Iron absorption by CaCo 2 cells cultivated in serum-free medium as in vitro model of the human intestinal epithelial barrier
A cell culture system consisting of confluent monolayer of human enterocyte-like CaCo 2 cells, cultivated in a serum-free nutritive medium, on microporous synthetic membranes has been used as an in vitro model of the intestinal epithelial barrier. The uptake of 55ferric citrate, as well as the transepithelial passage from the apical to the basolateral pole, have been studied.
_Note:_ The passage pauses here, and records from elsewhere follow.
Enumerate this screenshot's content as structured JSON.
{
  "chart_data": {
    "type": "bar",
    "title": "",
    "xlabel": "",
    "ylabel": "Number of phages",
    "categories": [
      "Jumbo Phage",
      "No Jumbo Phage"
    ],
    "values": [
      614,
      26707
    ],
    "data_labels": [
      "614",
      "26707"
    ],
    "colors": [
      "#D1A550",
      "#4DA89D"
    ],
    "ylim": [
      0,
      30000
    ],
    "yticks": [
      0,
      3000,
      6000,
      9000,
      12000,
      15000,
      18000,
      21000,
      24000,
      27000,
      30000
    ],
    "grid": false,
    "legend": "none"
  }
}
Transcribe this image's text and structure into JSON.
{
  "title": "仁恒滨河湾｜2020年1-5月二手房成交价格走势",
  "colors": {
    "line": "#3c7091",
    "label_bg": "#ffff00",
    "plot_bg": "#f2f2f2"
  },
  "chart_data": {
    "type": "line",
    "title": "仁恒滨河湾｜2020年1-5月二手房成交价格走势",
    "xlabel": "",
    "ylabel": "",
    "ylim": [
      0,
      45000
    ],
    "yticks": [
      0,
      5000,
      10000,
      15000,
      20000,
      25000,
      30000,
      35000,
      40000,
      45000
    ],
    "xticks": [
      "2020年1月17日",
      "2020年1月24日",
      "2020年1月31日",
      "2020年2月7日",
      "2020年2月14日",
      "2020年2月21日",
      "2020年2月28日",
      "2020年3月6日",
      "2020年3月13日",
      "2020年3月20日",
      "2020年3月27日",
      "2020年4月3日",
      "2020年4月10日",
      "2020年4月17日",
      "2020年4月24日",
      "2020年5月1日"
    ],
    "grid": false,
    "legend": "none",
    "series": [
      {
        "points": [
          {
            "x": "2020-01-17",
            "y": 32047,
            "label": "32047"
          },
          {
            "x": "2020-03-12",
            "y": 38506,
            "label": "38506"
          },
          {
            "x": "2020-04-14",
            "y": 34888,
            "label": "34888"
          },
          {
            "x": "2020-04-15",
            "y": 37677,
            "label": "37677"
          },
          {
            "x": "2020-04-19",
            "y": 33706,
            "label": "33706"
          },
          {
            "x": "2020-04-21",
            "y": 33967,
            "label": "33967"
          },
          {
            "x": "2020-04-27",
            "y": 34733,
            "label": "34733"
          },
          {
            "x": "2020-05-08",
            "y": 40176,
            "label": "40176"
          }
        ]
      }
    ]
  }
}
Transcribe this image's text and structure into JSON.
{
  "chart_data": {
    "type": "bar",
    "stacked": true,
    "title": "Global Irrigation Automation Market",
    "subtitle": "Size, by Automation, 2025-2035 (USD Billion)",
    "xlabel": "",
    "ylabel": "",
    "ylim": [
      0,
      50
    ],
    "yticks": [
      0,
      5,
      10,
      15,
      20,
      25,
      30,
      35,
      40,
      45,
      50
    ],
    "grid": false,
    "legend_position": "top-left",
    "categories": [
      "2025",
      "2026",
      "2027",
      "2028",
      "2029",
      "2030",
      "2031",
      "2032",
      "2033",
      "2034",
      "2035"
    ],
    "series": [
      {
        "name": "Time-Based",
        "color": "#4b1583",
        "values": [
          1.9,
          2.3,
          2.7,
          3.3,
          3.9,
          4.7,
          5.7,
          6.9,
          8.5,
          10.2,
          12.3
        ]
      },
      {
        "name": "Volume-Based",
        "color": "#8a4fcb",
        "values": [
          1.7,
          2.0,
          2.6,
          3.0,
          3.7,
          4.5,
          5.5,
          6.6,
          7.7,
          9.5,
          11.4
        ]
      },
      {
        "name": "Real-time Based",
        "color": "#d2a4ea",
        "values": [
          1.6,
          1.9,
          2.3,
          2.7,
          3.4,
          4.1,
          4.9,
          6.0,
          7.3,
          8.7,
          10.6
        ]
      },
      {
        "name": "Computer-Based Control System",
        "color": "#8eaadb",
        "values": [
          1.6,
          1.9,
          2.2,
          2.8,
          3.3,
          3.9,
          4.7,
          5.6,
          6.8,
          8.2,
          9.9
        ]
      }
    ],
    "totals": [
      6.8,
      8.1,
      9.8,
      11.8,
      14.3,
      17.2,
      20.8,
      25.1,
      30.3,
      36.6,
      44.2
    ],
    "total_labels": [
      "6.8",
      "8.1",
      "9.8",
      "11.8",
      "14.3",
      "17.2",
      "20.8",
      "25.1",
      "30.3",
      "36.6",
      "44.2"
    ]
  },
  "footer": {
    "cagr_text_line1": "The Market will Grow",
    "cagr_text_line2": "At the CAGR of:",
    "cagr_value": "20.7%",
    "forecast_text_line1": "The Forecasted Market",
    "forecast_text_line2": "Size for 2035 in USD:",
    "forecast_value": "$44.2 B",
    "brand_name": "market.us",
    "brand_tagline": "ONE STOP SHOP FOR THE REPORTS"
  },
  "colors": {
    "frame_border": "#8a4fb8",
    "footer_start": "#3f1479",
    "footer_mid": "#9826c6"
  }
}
CaCo 2 cells accumulate iron in a time- and concentration-dependent process, largely specific from the apical pole. When 55ferric citrate is added at the apical pole, radioiron appears at the basal pole and the clearance rate is approximately four times higher than in the opposite direction; the amounts of 55Fe increase with the concentration in iron citrate and the duration of incubation. At least two concurrent mechanisms could be involved in iron absorption across monolayers of CaCo 2 cells. A first route would correspond to a paracellular passage of the metal from the apical to the basal pole. The second route would involve a selective intake of iron at the apical pole and could require a reduction of ferric iron, prior to the entry. Iron accumulated by the cells would, for a minor part, be stored within ferritin, whereas the major part would be excreted at the basolateral pole, either as low molecular weight material of undetermined chemical composition but from which iron is easily mobilized by apotransferrin or associated with neosynthesized apotransferrin. Vesicular transport and protein synthesis seem to be required.